Yeah, the EDN article is weird in many ways. Claiming that ECC RAM (never heard the term "EDAC" anywhere before) was state of the art in an ECU ("ECM") from 2005 (if I figure this right) seems a bit weird. E.g. Tricore controllers had only simple parity check until recently and some years ago even this had to be disabled for some models due to according errata.
I refuse to believe that no stack measurement was done, as this is so stupidly easy to do (initialize with stack pattern, check where from the top the first pattern was overwritten) that it was done in every project I ever saw in the last 15 years. And static stack analysis is kinda futile as it will always result in catastrophically high stack utilization. Besides, it's kinda hard to believe that a stack overflow resulted in acceleration instead of a reset.
Other stuff like the paradigm of "mirroring all important data" is questionable at least. Apart from the runtime hit when mirroring all important variables and consistency issues: what should you do if the main value and the mirrored value differ? Which one would you trust? Stuff like this was used for NVRAM or reset safe values in the past (instead of proper CRC), but just to detect inconsistency and return to a default value. For inconsistent runtime variables, you could only cause a reset from my point of view. Anyway, monitoring variables instead of monitoring functions seems like a bad idea. At least I'm not aware that this is part of any automotive safety concept. And probably for a good reason.

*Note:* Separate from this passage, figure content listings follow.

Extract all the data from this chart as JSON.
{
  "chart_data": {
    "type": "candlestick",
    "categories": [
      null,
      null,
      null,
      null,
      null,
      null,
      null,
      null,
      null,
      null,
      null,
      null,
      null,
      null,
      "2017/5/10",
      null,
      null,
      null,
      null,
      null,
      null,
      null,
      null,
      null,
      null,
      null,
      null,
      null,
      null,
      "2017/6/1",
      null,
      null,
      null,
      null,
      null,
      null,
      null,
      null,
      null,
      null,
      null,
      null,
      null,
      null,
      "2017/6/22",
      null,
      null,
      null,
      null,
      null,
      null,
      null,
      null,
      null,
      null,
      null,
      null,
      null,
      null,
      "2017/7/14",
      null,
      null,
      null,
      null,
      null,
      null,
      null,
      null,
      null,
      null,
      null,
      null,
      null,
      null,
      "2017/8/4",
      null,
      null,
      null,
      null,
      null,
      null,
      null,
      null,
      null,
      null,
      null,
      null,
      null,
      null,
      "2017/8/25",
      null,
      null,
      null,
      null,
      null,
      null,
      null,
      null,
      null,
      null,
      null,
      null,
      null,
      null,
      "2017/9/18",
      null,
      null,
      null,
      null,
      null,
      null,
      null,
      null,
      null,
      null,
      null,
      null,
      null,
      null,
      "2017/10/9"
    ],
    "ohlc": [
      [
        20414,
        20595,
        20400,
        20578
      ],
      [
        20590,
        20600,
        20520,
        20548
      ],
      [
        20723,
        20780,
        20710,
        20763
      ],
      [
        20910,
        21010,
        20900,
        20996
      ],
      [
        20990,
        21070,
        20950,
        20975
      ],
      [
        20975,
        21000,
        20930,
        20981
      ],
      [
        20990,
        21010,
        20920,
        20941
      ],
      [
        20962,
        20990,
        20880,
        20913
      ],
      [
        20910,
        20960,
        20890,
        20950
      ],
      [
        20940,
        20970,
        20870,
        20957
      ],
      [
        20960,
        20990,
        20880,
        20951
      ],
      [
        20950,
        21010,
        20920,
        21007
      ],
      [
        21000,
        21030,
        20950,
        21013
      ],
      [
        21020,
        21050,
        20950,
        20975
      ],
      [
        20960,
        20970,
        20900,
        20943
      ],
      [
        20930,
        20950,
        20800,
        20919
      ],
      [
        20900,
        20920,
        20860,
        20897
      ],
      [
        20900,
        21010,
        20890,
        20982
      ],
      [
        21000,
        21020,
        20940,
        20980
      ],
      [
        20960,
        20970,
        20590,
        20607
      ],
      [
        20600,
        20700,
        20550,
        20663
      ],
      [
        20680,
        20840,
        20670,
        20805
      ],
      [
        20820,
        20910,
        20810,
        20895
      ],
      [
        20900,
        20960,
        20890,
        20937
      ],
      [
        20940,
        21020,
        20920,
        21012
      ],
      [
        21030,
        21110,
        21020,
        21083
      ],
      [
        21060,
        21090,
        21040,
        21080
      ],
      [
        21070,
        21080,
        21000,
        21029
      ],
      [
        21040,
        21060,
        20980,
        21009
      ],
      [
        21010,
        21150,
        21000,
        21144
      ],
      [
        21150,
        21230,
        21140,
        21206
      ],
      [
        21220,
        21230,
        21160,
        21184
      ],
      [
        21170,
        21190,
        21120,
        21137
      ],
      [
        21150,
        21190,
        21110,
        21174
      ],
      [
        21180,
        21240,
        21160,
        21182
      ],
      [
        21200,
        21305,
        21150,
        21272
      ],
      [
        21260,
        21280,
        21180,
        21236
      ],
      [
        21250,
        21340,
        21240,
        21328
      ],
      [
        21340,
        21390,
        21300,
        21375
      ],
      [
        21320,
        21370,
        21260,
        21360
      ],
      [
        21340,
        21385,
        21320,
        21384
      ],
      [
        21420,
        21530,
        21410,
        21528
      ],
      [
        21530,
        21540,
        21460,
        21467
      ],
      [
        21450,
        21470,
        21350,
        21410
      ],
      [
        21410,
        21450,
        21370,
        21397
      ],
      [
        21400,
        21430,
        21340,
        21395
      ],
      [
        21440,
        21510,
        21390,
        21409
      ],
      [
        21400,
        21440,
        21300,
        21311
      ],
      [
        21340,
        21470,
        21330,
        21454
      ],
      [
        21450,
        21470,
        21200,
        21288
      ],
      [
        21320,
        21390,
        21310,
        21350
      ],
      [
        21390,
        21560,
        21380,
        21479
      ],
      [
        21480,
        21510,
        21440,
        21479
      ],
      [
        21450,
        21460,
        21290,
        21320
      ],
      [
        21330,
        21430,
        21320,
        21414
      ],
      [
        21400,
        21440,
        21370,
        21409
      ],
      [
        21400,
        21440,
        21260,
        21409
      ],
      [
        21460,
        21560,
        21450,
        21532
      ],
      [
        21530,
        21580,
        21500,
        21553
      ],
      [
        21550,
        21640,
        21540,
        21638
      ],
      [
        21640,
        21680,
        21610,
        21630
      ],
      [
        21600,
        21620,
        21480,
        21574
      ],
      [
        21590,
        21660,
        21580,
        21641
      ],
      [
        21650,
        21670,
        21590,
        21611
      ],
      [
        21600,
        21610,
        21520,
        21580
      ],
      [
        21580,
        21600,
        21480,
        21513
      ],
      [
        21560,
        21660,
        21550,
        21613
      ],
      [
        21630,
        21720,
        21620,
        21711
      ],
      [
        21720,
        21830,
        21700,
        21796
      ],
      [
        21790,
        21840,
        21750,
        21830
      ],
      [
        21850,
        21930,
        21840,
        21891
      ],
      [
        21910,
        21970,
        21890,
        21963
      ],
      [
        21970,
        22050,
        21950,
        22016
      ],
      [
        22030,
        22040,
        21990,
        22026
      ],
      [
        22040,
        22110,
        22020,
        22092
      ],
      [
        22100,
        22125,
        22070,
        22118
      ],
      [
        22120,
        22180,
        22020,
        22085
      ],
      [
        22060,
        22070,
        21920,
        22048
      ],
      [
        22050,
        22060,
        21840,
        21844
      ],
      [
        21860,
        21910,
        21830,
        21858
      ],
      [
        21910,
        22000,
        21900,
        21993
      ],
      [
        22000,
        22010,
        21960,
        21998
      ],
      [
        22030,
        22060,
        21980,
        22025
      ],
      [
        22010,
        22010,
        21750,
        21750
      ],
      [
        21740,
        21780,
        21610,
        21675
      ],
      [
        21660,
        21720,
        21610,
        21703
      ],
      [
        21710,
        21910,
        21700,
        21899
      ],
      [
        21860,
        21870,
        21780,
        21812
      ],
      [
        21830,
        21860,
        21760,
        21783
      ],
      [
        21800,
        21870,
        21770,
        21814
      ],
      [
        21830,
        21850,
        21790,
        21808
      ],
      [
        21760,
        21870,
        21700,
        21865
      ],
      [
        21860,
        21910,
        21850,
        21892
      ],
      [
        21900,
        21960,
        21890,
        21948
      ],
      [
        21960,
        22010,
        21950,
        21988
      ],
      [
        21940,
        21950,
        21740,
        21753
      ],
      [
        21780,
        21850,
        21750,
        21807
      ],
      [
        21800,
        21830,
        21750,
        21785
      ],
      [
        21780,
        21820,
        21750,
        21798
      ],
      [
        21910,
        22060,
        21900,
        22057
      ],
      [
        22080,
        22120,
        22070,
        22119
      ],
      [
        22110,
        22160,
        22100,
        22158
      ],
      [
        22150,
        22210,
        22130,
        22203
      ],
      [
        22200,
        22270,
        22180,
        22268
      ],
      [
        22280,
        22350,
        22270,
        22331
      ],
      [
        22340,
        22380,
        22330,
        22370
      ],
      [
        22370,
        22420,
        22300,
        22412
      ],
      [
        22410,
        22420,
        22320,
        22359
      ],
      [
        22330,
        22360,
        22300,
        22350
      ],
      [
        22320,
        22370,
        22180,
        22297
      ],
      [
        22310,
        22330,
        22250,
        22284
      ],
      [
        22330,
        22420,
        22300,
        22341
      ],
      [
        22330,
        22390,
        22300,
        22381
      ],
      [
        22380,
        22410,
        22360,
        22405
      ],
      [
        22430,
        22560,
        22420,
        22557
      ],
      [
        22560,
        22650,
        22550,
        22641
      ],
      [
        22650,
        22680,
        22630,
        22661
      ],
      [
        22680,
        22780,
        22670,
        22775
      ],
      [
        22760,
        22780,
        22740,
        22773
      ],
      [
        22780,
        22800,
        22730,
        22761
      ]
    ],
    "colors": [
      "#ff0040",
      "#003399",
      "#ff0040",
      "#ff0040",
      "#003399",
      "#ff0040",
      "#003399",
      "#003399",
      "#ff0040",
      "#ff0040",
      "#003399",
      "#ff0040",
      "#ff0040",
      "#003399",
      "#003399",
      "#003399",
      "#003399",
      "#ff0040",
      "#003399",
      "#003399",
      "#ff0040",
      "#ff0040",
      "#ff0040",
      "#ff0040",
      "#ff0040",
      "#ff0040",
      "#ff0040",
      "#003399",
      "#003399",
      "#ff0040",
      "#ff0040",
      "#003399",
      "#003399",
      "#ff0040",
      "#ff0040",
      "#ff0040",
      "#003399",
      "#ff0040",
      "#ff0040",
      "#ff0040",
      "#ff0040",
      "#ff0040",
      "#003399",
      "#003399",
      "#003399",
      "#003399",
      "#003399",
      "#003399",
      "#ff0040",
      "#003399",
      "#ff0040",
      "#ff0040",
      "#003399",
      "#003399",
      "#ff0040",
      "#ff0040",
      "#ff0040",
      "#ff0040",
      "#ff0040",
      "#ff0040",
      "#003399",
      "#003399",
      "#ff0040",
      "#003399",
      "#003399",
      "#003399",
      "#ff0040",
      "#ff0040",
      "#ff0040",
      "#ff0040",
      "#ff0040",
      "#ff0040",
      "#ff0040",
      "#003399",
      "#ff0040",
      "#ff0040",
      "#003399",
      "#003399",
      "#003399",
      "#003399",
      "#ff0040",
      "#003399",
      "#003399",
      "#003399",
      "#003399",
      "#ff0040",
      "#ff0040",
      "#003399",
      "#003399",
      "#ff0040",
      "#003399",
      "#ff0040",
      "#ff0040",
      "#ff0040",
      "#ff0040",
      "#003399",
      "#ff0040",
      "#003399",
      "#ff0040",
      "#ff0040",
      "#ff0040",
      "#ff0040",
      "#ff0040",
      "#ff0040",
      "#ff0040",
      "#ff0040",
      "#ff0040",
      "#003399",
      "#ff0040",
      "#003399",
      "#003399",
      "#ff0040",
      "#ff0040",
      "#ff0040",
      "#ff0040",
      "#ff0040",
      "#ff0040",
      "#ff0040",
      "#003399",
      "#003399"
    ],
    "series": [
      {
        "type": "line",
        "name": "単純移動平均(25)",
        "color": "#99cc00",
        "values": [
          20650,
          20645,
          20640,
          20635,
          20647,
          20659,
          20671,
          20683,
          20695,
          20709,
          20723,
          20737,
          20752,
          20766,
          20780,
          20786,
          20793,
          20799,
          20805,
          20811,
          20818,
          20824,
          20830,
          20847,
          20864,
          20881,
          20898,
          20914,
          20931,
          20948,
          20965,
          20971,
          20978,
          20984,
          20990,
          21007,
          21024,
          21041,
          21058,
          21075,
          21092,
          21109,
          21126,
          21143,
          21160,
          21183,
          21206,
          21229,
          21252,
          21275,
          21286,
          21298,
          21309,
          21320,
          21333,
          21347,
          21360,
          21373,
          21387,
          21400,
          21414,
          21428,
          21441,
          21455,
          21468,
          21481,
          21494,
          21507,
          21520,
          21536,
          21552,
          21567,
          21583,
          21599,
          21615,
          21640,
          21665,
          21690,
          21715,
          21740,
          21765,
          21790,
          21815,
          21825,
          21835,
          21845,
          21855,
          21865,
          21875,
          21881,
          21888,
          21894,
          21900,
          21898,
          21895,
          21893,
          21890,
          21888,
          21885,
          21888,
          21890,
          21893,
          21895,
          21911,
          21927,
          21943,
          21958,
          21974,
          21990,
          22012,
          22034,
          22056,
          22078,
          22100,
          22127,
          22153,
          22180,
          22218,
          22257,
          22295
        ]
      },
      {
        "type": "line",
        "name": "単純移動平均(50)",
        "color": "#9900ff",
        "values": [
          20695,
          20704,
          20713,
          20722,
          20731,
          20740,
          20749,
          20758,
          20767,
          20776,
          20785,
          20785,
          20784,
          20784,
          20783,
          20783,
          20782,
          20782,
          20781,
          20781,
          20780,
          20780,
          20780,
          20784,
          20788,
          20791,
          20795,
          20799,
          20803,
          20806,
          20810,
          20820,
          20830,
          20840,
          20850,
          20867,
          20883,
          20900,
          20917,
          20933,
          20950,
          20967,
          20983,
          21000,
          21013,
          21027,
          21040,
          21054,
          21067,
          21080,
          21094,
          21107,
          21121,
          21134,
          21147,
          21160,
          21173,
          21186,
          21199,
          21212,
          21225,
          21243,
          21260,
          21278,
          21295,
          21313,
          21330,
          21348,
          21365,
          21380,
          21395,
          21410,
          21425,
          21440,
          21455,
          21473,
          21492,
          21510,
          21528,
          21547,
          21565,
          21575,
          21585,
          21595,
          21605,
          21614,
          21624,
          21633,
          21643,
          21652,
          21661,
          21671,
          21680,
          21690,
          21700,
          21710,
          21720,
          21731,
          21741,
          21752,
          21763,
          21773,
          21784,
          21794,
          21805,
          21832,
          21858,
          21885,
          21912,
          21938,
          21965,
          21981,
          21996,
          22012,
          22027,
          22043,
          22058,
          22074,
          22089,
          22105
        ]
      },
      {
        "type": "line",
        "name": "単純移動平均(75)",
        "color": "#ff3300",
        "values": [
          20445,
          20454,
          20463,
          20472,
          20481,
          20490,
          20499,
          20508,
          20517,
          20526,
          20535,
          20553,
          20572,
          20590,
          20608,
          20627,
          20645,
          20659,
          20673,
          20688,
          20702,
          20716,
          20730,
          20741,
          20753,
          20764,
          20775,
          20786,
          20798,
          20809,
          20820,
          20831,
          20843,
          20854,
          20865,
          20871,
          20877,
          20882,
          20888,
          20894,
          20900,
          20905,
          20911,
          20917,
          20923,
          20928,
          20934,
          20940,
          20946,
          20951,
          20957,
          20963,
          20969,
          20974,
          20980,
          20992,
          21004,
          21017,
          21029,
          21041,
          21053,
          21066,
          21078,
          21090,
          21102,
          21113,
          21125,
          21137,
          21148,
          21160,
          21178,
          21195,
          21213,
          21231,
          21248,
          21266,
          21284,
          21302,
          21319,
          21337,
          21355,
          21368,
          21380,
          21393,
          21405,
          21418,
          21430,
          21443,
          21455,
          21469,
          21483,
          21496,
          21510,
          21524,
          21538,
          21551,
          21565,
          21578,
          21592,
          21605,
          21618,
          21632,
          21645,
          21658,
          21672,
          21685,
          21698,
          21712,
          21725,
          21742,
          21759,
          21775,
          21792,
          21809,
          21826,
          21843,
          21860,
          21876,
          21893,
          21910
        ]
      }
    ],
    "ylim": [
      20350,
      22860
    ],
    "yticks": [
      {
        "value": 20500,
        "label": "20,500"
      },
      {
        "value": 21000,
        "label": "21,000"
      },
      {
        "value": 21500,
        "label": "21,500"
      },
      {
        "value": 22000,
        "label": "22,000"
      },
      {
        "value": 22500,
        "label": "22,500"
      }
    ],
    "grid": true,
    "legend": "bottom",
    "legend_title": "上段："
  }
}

MISRA-C rule violations don't mean anything without further details. MISRA is very strict and a lot of rules are questionable at best. Anyway, a MISRA violation doesn't mean that the code is not working correctly. It can be just a "wrong" C++ comment, a missing (needless) cast, a goto (even if it's the best solution in some cases, e.g. leaving multiple loops) or other formal stuff.
Indeed it's not clearly described what exactly caused the task to stop. My impression is that this was neither caused by a stack overflow nor by a bit fault in SRAM, nor due to MISRA violations.
Last but not least, wrong behavior due to SW bugs or HW issues (e.g. CPU errata) can never be ruled out, even in the most safety relevant systems and when following all possible processes and regulations. Therefore there has to be a safety concept on the system side which avoids critical behavior - and unintended acceleration is the top candidate there. In every ECU I ever saw there was a secondary controller checking the safety relevant paths. E.g. monitoring the pedal sensor values, comparing them to the ones reported by the CPU and shutting off the engine (or performing a reset) in case of severe misbehavior.
So it seems that Toyota (or the according supplier) hasn't implement a valid safety concept. This is the main issue, not bugs in the software or whatever.